In an article she recently contributed to HealthAffairs, Karen DeSalvo, National Coordinator for Health Information Technology, discussed the finer points of the Office of the National Coordinator's strategy for interoperability among systems, about which she remains "optimistic."
She identifies "three pathways" to interoperability, citing a need for "clarity about the trust environment," which includes asking which security and privacy expectations are "shared." DeSalvo says that defining the "trust environment" means addressing gaps between privacy policies within states, and that they will follow the plan laid out by the Department of Health and Human Services.
Healthcare agencies should take this as a sign that any system which transmits electronic health data has to agree with some sort of consistent performance standard.
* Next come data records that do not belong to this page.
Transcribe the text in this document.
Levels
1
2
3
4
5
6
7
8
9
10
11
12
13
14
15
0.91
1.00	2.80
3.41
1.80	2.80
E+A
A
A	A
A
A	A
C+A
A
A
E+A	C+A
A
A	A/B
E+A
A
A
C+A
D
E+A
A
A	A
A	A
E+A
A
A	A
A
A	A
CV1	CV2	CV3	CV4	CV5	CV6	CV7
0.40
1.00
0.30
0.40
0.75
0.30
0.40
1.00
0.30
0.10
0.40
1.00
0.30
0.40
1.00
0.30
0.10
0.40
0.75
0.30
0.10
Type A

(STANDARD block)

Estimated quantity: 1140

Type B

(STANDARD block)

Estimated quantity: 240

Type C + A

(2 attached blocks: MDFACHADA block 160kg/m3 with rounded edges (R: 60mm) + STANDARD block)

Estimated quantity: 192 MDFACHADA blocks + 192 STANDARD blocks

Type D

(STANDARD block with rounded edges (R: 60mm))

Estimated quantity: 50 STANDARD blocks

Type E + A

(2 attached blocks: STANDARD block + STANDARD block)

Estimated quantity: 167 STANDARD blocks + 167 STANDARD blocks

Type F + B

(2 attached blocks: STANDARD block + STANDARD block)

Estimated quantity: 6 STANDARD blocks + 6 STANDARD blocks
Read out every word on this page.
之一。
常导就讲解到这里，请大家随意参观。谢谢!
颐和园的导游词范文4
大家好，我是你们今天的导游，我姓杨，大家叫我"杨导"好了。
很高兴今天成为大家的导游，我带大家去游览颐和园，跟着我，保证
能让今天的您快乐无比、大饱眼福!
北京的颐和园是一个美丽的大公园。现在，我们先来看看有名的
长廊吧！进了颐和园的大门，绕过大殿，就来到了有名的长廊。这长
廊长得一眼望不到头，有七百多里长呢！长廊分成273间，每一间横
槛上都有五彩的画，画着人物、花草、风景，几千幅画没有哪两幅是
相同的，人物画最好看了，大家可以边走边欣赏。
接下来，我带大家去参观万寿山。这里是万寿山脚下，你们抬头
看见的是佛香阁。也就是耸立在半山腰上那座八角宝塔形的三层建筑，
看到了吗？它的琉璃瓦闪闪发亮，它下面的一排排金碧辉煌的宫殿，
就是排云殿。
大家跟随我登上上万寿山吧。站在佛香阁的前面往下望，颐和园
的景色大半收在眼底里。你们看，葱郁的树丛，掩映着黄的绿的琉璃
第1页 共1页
Electronic health records are at risk of theft and compromise because of both the information they contain and the many digital hands they can pass through, leaving many possible sources of a breach or information leak.
A recent KrebsOnSecurity article illustrates this point by showing the way a leak from one health center was traced back to a firm providing medical billing services.
"As this incident shows, a breach at one service provider or healthcare billing company can have a broad impact across the healthcare system, but can be quite challenging to piece together," the article states. "Sensitive stolen data posted to cybercrime forums can rapidly spread to miscreants and ne'er-do-wells around the globe," it adds later.
Within practices, a physician consultant will encourage regulatory compliance through services designed to help a particular center achieve better performance results. Part of the case-specific strategy could involve developing and reviewing the relevant compliance plan, after working closely with stakeholders. Adapting to a more interoperable environment requires the groundwork to be laid in advance.